Le deuxième mouvement, qui lui aussi traverse tout le film, ondule entre naturalisme brut et fantasmagorie pure, où les jeux de la petite fille avec un chou deviennent d’une seconde à l’autre burlesques et terrifiants, jusqu’à la pulsion – parricide ? cannibale ? dépressive ? – qui s’empare du père devant cet objet devenu totem d’une religion sans nom.

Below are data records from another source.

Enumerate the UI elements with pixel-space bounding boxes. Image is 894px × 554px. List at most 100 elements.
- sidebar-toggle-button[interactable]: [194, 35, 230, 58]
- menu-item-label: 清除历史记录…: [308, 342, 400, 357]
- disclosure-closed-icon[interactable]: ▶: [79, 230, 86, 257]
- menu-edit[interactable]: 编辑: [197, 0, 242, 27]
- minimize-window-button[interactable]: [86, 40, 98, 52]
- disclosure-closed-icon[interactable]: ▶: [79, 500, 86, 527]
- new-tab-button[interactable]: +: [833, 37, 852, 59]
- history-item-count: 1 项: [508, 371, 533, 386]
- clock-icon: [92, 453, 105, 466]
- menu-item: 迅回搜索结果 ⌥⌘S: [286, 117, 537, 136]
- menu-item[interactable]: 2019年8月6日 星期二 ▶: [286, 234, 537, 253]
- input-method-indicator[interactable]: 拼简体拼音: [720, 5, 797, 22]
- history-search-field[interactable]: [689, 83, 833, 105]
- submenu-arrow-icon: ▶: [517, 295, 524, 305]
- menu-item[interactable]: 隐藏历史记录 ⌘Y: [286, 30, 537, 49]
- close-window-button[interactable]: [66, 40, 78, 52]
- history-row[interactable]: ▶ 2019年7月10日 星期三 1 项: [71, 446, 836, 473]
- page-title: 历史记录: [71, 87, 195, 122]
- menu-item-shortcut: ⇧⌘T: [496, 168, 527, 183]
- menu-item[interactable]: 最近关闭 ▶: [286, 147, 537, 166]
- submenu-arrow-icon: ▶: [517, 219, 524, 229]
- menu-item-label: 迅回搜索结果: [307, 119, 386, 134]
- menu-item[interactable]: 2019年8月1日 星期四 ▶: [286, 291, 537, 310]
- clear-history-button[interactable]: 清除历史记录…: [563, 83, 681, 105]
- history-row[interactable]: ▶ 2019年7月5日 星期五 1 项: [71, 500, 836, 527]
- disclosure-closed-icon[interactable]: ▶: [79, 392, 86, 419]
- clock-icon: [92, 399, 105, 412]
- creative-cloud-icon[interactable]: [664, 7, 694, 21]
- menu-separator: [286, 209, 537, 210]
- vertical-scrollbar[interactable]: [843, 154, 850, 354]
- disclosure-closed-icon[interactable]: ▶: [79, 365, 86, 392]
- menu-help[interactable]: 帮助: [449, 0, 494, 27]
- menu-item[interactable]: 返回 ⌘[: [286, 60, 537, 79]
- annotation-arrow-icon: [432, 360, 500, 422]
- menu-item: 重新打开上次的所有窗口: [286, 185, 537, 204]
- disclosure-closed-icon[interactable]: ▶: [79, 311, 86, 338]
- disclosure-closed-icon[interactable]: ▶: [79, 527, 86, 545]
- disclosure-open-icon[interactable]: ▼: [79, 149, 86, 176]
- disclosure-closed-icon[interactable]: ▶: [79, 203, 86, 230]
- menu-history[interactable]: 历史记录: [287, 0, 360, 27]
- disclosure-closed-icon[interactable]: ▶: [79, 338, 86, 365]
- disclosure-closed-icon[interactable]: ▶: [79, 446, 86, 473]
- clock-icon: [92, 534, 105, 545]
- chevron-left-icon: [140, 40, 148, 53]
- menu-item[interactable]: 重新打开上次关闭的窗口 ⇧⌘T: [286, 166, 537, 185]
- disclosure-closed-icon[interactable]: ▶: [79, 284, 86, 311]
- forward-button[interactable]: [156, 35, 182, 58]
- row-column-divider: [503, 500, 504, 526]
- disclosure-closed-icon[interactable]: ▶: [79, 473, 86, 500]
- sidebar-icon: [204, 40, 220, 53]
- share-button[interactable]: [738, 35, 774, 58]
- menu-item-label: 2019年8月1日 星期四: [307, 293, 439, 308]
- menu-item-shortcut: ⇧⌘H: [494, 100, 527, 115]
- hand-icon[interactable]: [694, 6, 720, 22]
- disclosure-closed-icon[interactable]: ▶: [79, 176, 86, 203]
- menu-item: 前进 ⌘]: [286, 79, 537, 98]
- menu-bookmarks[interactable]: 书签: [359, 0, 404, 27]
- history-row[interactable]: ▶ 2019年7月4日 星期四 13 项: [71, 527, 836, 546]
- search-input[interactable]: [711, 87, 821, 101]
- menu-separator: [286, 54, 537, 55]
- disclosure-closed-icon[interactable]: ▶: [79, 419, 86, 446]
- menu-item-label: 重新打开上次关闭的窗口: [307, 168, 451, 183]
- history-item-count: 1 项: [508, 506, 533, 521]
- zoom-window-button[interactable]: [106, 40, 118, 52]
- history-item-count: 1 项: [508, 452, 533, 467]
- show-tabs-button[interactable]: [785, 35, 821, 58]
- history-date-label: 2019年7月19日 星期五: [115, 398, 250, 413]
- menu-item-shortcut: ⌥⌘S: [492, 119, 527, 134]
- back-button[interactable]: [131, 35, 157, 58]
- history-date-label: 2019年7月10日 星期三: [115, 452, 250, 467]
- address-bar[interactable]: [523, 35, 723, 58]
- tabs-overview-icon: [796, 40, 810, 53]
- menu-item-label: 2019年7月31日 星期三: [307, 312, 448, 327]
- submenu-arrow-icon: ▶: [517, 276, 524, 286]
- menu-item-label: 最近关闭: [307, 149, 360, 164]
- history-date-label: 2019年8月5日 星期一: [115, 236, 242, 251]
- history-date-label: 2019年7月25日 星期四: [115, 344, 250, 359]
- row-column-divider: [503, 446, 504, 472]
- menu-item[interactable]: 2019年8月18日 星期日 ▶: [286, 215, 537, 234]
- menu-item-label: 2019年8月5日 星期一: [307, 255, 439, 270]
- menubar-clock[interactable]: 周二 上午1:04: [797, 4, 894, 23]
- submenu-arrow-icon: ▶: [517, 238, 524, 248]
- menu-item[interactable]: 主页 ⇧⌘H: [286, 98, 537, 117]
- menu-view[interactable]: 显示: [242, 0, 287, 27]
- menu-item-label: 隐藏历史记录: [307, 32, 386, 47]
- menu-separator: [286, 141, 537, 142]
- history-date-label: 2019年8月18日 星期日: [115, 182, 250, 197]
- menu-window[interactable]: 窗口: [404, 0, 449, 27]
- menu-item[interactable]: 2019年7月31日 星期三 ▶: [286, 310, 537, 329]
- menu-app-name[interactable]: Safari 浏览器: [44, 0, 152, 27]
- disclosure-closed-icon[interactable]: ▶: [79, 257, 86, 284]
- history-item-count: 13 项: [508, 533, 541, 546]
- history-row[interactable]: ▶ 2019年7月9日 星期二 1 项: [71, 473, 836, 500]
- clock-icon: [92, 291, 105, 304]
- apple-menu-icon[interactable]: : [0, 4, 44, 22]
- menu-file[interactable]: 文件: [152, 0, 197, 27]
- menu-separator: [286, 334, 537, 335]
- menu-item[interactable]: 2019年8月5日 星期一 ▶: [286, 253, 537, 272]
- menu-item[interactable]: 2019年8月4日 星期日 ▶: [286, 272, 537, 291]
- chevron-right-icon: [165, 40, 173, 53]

Tsai filme ses personnages comme des fantômes qui hantent la grande ville contemporaine, jusqu’à l’extrême, là aussi proche du burlesque, de l’occupation impalpable d’un immeuble bourgeois, qui rappelle Vive l’amour. Mais dans ce film qui est en effet, et au-delà de tout, un film d’amour et non pas d’horreur, les fantômes sont plus réels que la ville et que habitants « normaux ». Alors, oui, c’est un film d’amour triste.